Ribosomal RNA genes (rDNAs) are located in large domains of hundreds of rDNA units organized in a head-to-tail manner. The proper and stable inheritance of rDNA clusters is of paramount importance for survival. Yet, these highly repetitive elements pose a potential risk to the genome since they can undergo non-allelic exchanges. Here, we review the current knowledge of the organization of the rDNA clusters in Arabidopsis thaliana and their stability during meiosis. Recent findings suggest that during meiosis, all rDNA loci are embedded within the nucleolus favoring non-homologous end joining (NHEJ) as a repair mechanism, while DNA repair via homologous recombination (HR) appears to be a rare event. We propose a model where (1) frequent meiotic NHEJ events generate abundant single nucleotide polymorphisms and insertions/deletions within the rDNA, resulting in a heterogeneous population of rDNA units and (2) rare HR events dynamically change rDNA unit numbers, only to be observed in large populations over many generations. Based on the latest efforts to delineate the entire rDNA sequence in A. thaliana, we discuss evidence supporting this model. The results compiled so far draw a surprising picture of rDNA sequence heterogeneity between individual units. Furthermore, rDNA cluster sizes have been recognized as relatively stable when observing less than 10 generations, yet emerged as major determinant of genome size variation between different A. thaliana ecotypes. The sequencing efforts also revealed that transcripts from the diverse rDNA units yield heterogenous ribosome populations with potential functional implications. These findings strongly motivate further research to understand the mechanisms that maintain the metastable state of rDNA loci.

Introduction

The central importance of the rRNA genes for the biology of any organism is evident, as they are essential for survival and for all cellular processes. They are among the evolutionary oldest and also most highly transcribed genomic regions forming the RNA building blocks of ribosomes. Most eukaryotic genomes contain clusters with hundreds to thousands of rRNA gene copies arranged in tandem which are transcribed and processed within the nucleolus.

In eukaryotes, the 18S, 5.8S, and 25S rRNAs form the scaffold for the small and large ribosomal subunits and all three are encoded together in functional units and transcribed as a single polycistronic 45S precursor transcript by RNA polymerase I (Wallace and Birnstiel, 1966; Moss et al., 2007; Layat et al., 2012). The 45S rRNA gene units (also termed rDNA units) are arranged in a head-to-tail manner in large clusters known as nucleolus organizing regions (NORs; Ritossa and Spiegelman, 1965; Wallace and Birnstiel, 1966). In the Arabidopsis thaliana reference ecotype Col-0, the 45S rDNA units are approximately 10kb long and arranged in two clusters, each with ~400 repeats, at the top of chromosomes 2 and 4 (Copenhaver and Pikaard, 1996; Sims et al., 2021). A further component of the large ribosomal subunit, the 5S rRNA, is located on chromosomes 3, 4, and 5 in the A. thaliana Col-0 ecotype, also arranged in clusters and transcribed by RNA polymerase III (Murata et al., 1997; Layat et al., 2012). One 45S rDNA unit is also found in proximity of the 5S rDNA located on chromosome 3 (Abou-Ellail et al., 2011). Although rRNA transcripts account for approximately 50% of all transcribed RNAs in a cell, only a fraction of the rRNA genes is transcribed at a given time (Warner, 1999; Grummt and Pikaard, 2003; Pontvianne et al., 2010, 2012).

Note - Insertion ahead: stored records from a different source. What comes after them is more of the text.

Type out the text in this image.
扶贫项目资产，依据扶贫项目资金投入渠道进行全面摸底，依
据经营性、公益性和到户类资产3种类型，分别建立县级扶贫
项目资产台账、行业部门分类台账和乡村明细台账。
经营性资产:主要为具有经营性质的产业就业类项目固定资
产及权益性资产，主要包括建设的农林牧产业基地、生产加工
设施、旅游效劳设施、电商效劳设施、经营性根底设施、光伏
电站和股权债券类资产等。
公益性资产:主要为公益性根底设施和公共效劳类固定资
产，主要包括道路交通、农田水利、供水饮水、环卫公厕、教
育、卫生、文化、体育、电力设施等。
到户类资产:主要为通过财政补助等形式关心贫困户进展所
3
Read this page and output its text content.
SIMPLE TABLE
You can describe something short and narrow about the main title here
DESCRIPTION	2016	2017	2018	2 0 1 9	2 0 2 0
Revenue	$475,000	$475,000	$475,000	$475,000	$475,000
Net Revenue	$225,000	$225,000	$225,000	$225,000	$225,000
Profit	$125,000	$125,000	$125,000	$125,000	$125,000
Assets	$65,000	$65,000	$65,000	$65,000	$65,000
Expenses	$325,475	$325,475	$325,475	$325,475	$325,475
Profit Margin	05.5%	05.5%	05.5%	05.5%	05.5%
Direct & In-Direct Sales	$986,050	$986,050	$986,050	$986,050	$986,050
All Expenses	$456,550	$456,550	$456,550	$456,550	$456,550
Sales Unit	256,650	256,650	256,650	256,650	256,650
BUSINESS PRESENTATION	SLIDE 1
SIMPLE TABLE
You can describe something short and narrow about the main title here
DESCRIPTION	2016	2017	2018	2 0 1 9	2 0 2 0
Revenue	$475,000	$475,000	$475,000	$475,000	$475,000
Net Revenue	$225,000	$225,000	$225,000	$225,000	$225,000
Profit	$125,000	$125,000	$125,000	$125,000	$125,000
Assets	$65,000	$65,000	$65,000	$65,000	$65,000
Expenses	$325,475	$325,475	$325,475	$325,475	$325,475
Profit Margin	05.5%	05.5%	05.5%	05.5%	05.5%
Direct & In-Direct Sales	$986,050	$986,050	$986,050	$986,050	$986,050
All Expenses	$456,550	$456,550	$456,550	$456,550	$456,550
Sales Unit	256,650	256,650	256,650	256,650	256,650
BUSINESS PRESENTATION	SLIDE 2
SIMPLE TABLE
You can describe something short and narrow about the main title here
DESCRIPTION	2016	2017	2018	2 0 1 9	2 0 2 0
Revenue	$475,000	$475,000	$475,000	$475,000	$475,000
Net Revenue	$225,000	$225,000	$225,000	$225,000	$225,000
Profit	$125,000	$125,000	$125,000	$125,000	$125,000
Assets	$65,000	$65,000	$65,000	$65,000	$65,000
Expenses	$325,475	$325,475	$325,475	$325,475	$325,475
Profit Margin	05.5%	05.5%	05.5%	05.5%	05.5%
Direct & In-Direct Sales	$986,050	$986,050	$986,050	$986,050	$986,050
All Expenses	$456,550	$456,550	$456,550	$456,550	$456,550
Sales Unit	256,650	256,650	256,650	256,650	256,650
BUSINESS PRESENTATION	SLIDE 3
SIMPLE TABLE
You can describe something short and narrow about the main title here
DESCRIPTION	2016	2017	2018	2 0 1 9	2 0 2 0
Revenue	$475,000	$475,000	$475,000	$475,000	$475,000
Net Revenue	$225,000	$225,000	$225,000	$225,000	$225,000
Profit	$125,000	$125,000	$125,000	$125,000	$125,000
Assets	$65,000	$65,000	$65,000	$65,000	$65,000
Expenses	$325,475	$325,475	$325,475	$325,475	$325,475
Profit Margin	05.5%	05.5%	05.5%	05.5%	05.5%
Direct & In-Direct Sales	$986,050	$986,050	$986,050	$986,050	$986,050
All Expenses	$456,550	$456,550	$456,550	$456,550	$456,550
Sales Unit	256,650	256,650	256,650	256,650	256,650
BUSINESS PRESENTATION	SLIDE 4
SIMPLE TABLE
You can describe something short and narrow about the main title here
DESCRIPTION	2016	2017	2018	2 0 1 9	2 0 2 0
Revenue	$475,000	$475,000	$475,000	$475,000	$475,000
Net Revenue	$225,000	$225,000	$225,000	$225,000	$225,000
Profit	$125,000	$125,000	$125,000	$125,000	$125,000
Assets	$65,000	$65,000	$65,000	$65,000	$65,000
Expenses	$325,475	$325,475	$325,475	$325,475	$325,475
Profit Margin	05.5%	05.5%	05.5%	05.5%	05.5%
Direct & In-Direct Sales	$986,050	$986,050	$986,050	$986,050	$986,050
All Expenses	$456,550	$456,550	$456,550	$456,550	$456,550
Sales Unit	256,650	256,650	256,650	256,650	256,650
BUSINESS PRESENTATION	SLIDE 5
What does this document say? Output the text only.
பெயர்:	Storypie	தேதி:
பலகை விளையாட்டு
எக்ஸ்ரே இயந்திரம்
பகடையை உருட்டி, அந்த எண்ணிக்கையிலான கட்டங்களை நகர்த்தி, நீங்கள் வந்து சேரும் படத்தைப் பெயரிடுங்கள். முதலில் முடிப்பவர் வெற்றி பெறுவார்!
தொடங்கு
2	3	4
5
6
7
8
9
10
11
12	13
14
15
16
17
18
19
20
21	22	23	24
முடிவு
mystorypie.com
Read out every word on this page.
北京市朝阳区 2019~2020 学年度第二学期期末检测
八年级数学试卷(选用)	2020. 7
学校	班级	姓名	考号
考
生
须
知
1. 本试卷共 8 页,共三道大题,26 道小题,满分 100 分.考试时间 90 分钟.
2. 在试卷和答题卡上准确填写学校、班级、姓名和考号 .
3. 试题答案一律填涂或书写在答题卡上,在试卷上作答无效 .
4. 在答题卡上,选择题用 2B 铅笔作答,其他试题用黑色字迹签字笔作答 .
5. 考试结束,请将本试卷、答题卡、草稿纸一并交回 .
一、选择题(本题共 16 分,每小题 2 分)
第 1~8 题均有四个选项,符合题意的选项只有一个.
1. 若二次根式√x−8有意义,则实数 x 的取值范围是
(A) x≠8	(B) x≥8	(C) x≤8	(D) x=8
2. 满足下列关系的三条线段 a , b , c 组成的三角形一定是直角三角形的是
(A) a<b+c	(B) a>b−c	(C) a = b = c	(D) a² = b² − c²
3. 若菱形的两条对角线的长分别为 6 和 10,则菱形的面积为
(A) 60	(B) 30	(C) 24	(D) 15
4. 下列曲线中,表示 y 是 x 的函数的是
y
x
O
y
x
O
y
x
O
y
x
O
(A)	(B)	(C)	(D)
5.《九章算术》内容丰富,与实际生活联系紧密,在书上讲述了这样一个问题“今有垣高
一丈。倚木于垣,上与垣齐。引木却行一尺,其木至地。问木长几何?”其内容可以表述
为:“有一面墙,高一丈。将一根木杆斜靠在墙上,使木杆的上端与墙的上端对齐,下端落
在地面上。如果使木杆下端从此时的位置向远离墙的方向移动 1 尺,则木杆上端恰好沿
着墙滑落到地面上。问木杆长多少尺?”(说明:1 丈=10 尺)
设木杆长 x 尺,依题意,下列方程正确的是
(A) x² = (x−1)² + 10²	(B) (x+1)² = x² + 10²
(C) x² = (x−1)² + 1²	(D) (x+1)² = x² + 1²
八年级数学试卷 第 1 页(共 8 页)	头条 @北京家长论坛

Recent studies have shown that individual 45S and also 5S rDNA units are not identical. Instead, they display a substantial amount of variability, not only within the intergenic regions but also in the genic regions transcribing the conserved ribosomal RNA subunits (Chandrasekhara et al., 2016; Havlová et al., 2016; Rabanal et al., 2017b). These variants have been exploited as molecular markers to study rDNA cluster-specific expression (see below).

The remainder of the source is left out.